何事かと小首を傾げながら尋ねれば、突っ付く事を止めて伸び上がるシュラ様。
そのまま、後足立ちの体勢で、細く長い前足をコチラへと伸ばした。
まるで何かを催促するような仕草だ。


「もしかして、抱っこ?」
「ミャン。」


明らかに語尾にハートマークが付いているわ。
でも、ここで甘えさせちゃ駄目よ。
クセになったら困るもの。
と思いつつ、左手は無意識の内にシュラ様を抱えていた。
うぅっ、こんな可愛い仕草をされたら、無視なんて絶対に出来ないわよ。


抱き抱えると同時に、待っていたように始まる頬っぺたスリスリ攻撃。
擽ったいけど、その擽ったさが心地良い。
ピンと伸びた髭のチクッと刺さる感触も、また何とも……。


「…………。」


シュラ様との戯れに浸っていると、不意に感じた、突き刺さるような視線。
ハッとして見下ろせば、右膝に擦り寄っていた筈のアイオリア様が動きを止めて、ジッとシュラ様と私を見つめているではないか。
猫故に無表情ではあるが、瞳の色は羨ましげでいて、かつ、とても悲しげだ。
何だか、見ていて居た堪れない気分になってくる。


「あの、シュラ様。」
「ミャ?」
「アイオリア様も……、抱っこしたいです。抱っこして良いですか?」
「ミャ?」


何を言っているのか分からない。
そんな様子で知らん振りを決め込んだのか、私の言葉を無視して、頬っぺにスリスリを再開するシュラ様。
全く、猫になっても横暴なのだから、この人は。
大体、ココにきて急に本物の猫の振りだなんて、通用する訳がない。


「シュラ様。言葉が通じない振りしても無駄ですよ。
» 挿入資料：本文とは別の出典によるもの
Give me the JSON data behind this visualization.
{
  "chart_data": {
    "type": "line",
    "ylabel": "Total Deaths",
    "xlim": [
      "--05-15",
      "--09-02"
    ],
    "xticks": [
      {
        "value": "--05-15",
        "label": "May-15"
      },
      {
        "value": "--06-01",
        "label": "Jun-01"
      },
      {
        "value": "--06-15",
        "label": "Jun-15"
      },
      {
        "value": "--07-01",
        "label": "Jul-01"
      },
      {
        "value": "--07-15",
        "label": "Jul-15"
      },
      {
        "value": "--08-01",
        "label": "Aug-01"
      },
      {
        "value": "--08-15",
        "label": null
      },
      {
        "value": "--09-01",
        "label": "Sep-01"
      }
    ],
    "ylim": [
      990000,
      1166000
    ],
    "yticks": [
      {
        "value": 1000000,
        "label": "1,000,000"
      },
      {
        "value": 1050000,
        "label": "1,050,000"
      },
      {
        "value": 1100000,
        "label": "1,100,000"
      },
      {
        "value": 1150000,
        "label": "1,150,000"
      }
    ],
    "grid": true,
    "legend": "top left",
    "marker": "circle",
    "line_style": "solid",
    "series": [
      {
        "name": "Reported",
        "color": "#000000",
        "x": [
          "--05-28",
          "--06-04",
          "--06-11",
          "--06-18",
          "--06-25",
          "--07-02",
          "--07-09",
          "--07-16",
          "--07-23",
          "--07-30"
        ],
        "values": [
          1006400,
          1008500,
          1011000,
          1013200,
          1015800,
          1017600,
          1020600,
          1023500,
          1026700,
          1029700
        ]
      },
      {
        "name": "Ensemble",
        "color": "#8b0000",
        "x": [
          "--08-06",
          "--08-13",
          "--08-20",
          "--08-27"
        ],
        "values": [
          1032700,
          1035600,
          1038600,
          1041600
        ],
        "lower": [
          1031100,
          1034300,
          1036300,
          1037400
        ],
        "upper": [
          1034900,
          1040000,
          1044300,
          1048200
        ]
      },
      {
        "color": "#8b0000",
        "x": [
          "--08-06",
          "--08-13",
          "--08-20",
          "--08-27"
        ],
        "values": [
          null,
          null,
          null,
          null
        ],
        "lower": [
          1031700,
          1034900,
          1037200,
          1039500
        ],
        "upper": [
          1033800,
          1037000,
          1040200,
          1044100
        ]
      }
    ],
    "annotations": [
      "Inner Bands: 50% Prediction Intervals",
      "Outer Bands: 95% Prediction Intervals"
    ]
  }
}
」
「ミャ?」
「可愛く首を傾げても無駄です。分かってますでしょ。アイオリア様も抱っこして上げたいんです。良いですか?」
「ミャー。」


こうなれば猫である事を利用して、完全無視を決め込んだらしい。
私が何を言おうとスリスリを止めようとはしてくれない。
挙句の果てには、ザラリとした長い舌でペロリと頬まで舐め出す始末。


「ひゃっ?! もう、いい加減にしてください!」
「ミ、ミャ!」
「シュラ様がそういう態度を取るなら、こちらにだって考えはあります。」


私は尚も頬擦りを続けようとするシュラ様の狭い額に人差し指を押し当てて、その頭を頬から引き離した。
黄金聖闘士といえども、所詮、今は猫。
何とか頭を近付けようとシュラ様も粘ってはくるが、グッと容赦なく指先に力を籠めれば、難なく押さえ付けられる。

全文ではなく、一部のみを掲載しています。